Sunday, July 31, 2016

Well Maybe Not

I got admitted to the hospitsl because the pain was uncontrolled. The ER had me for a while, but kicked me upstairs. Due to bed availability, they dropped me on the third floor which is largely intended for cardiac care. Ironically, my heart is the one thing that gives me no trouble.

Being cardio care nurses, they hooked me up to monitors that I didn't need and things that seemed normal to them. It wasn't the right care fit for me.  So, they gave me as much pain medication that seemed right to the nurses on that floor, and I would still hit Pain Level 10 and be in tears for hour or more at a stretch. Eventually, the bed availability shifted as did the hospital's needs, and the hospital wanted its cardio bed back. I was then moved to the fifth floor, and things changed a great deal.

First, though I didn't need it, I was placed in an 'isolation' room which is a regular sized room with a sort of "outer office" for family rest, and an extra sink and a place to put masks on etc. It's sort of like an airlock with the world, or more like a germ lock which it actually is.

I also get a direct view of down town with the original Wachovia "handle bar" building (now owned by Wells Fargo) that gives the Charlotte skyline her particular distinctiveness. This room itself brings me to tears of gratitude because I simply can not believe God loves me this much to give me so many fine things.

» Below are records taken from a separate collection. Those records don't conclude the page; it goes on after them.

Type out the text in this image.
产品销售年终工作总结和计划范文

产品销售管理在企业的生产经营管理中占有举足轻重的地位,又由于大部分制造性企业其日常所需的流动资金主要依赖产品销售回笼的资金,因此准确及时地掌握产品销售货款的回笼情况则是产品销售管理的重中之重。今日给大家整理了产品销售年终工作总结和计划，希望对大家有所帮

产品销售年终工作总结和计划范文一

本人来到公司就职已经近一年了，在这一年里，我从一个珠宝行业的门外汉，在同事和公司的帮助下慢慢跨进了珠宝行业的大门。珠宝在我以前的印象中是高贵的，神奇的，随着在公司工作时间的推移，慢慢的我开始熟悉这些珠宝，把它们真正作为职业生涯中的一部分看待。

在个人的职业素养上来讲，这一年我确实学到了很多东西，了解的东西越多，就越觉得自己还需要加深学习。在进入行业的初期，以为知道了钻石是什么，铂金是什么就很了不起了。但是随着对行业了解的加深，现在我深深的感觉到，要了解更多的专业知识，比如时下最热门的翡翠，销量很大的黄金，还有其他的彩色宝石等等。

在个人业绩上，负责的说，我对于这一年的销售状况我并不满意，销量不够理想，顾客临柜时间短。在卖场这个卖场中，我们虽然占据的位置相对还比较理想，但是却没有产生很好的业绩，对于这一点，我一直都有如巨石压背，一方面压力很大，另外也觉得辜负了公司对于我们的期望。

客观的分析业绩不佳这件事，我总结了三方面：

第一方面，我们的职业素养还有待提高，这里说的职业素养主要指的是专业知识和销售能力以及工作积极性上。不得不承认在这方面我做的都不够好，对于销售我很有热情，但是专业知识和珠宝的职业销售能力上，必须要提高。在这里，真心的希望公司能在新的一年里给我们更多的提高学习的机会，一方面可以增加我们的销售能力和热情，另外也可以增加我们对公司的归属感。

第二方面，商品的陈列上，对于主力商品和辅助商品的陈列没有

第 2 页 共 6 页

What's truly significant is that I have a nurse who worked with the doctor to authorize a much higher pain protocol. I'm now on 2mg of dilauded every four hours. while this is nice, my fear is that I won't get home from here.

This protocol can not be administered at home, because a narcotic of this strength can and will be abused.

It's Sunday, and I'll wait to consult with my regular doctors once the working week gets going.  Also I'll be checking in with my priest as I'm not comfortable with a total avoidance of pain as the primary goal.  That just don't feel entirely Catholic, especially if there is still good work to be done, and this includes offering up pain for the good of others.


4 comments:

  1. Maybe God is saying "Come to me all who are weary and I will give you rest." Maybe He will let you know when your rest is up. Meantime enjoy this time with gratitude. I love you, Mom

    ReplyDelete
  2. aye aye, and thanks
    Well I can say I have felt incredibly strong today, stonger than I've been in a month. I sat up without assistance, and without realizing I had done it. Then I stood in the walker pretty much the same. And I've got to my feet three times without assistance. I think that's all I'll do today, but I hope there's a pain protocol I can use at home with the same results and I get home.

    ReplyDelete
  3. So after tslk with Fr. Reid on this point, it would be no sin to get enough medication to stop the pain entirely. If I wish to keep my access to pain so that I may offer it, it would be beneficial. The choice is simply mine. I'm feeling a great deal now, and there is a limit to how much I csn "enjoy".
    tbh, though, it's not easy to shut off once you have lost control of it.